For those in the horror-flick know, "screen-based" films have already supplanted the kitschy mountaintop held by found footage films since the days of 1999's The Blair Witch Project. Screen-based films present their entire films as computer screens, as if viewers are watching an actual computer, complete with UI, multiple windows, cursors, logins, etc. The subgenre capitalizes on, and portrays, the fears of modernity in a very obvious way: being surveilled, remaining unheard, being disconnected, losing identity, and so on. In an era of multimedia pluralization (i.e., anyone can make a video and get attention), something about "screen-based" films scratches an itch in the psyche of a public intent on self-celebrification.

The most lauded of these films, easily, is 2018's Searching, about a father who uses YouTube, FaceTime, Google, etc., to hunt for his missing daughter. An earlier film, 2014's Unfriended, features a deceased, once-bullied classmate taking vengeance on the living through social media. 

So what if you take both of these films, smash them together, and presto: true story. This is almost precisely the case of the murder of 24-year-old Crystal Theobald in 2006.  

Crystal was driving with her mom, Belinda Lane, and her boyfriend Justin, in Riverside, California, when they stopped at an intersection. Out from a nearby Ford Expedition stepped local gang members looking for a rival gang to "mess with," as the Washington Post describes. They opened fire on Crystal's car, shooting her in the head and igniting mother Belinda Lane's decade-long quest of vengeance.

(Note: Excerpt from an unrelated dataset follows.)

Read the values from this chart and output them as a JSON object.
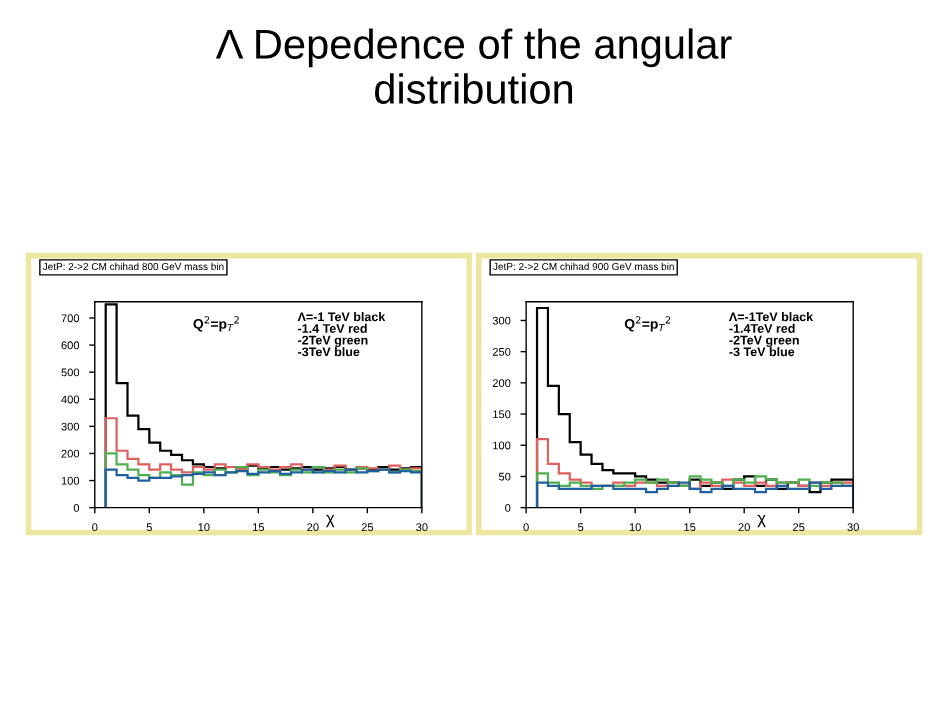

Driven by vengeance, attaining closure

The last thing Lane told her daughter was, "Baby girl, I promise you if it takes my last breath, I will get them; I promise you, you will have justice." And indeed, she was right. As recently as 2020, the final suspect in the case, 31-year-old William Sotelo, was sentenced to 22 years after being tracked down in Mexico, as the Independent says. As the Press Enterprise says, ten others were convicted of various charges related to the crime, including gunman Julio Heredia, who was sentenced to life without parole in 2011.

All of this stems from Lane using now-defunct MySpace to lure and hunt down the killers. As the Daily Mail says, she recruited her niece Jaimie to make an online profile under the name "Angel" to pose as Lane's deceased daughter, Crystal. They chatted with the criminals, tracked them down, and collaborated with authorities to get the job done. 

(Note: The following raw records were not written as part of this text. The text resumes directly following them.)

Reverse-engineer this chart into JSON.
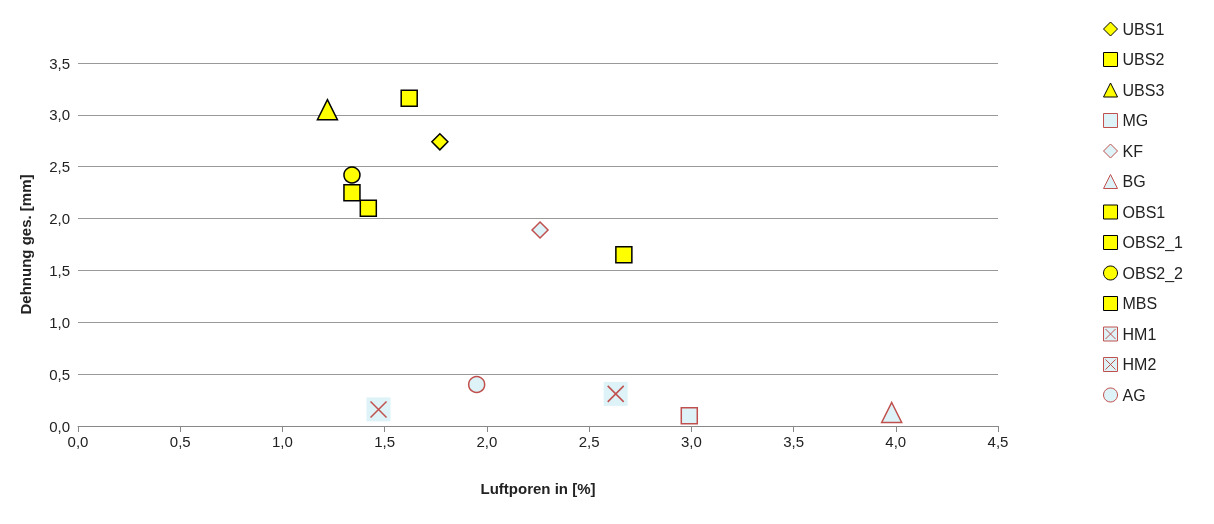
{
  "chart_data": {
    "type": "scatter",
    "xlabel": "Luftporen in [%]",
    "ylabel": "Dehnung ges. [mm]",
    "xlim": [
      0,
      4.5
    ],
    "ylim": [
      0,
      3.5
    ],
    "xticks": [
      {
        "value": 0,
        "label": "0,0"
      },
      {
        "value": 0.5,
        "label": "0,5"
      },
      {
        "value": 1,
        "label": "1,0"
      },
      {
        "value": 1.5,
        "label": "1,5"
      },
      {
        "value": 2,
        "label": "2,0"
      },
      {
        "value": 2.5,
        "label": "2,5"
      },
      {
        "value": 3,
        "label": "3,0"
      },
      {
        "value": 3.5,
        "label": "3,5"
      },
      {
        "value": 4,
        "label": "4,0"
      },
      {
        "value": 4.5,
        "label": "4,5"
      }
    ],
    "yticks": [
      {
        "value": 0,
        "label": "0,0"
      },
      {
        "value": 0.5,
        "label": "0,5"
      },
      {
        "value": 1,
        "label": "1,0"
      },
      {
        "value": 1.5,
        "label": "1,5"
      },
      {
        "value": 2,
        "label": "2,0"
      },
      {
        "value": 2.5,
        "label": "2,5"
      },
      {
        "value": 3,
        "label": "3,0"
      },
      {
        "value": 3.5,
        "label": "3,5"
      }
    ],
    "grid": "y",
    "legend": "right",
    "series": [
      {
        "name": "UBS1",
        "color": "#ffff00",
        "marker": "diamond",
        "x": [
          1.77
        ],
        "values": [
          2.74
        ]
      },
      {
        "name": "UBS2",
        "color": "#ffff00",
        "marker": "square",
        "x": [
          1.62
        ],
        "values": [
          3.16
        ]
      },
      {
        "name": "UBS3",
        "color": "#ffff00",
        "marker": "triangle",
        "x": [
          1.22
        ],
        "values": [
          3.05
        ]
      },
      {
        "name": "MG",
        "color": "#c0504d",
        "marker": "square",
        "x": [
          2.99
        ],
        "values": [
          0.1
        ]
      },
      {
        "name": "KF",
        "color": "#c0504d",
        "marker": "diamond",
        "x": [
          2.26
        ],
        "values": [
          1.89
        ]
      },
      {
        "name": "BG",
        "color": "#c0504d",
        "marker": "triangle",
        "x": [
          3.98
        ],
        "values": [
          0.13
        ]
      },
      {
        "name": "OBS1",
        "color": "#ffff00",
        "marker": "square",
        "x": [
          1.42
        ],
        "values": [
          2.1
        ]
      },
      {
        "name": "OBS2_1",
        "color": "#ffff00",
        "marker": "square",
        "x": [
          1.34
        ],
        "values": [
          2.25
        ]
      },
      {
        "name": "OBS2_2",
        "color": "#ffff00",
        "marker": "circle",
        "x": [
          1.34
        ],
        "values": [
          2.42
        ]
      },
      {
        "name": "MBS",
        "color": "#ffff00",
        "marker": "square",
        "x": [
          2.67
        ],
        "values": [
          1.65
        ]
      },
      {
        "name": "HM1",
        "color": "#c0504d",
        "marker": "cross",
        "x": [
          2.63
        ],
        "values": [
          0.31
        ]
      },
      {
        "name": "HM2",
        "color": "#c0504d",
        "marker": "cross",
        "x": [
          1.47
        ],
        "values": [
          0.16
        ]
      },
      {
        "name": "AG",
        "color": "#c0504d",
        "marker": "circle",
        "x": [
          1.95
        ],
        "values": [
          0.4
        ]
      }
    ]
  }
}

Lane admits to being motivated by vengeance above all else, to the point where she wanted to murder the offenders. There is little word about how she is doing now; after all, the final criminal in the case was only recently convicted. We can assume that after such a long ordeal, it will take some time for her to readjust to a normal life. This sentiment was echoed by Riverside Police Sgt. Rick Wheeler, who said, "I'm just glad the family can have some peace. It puts another layer of closure on this."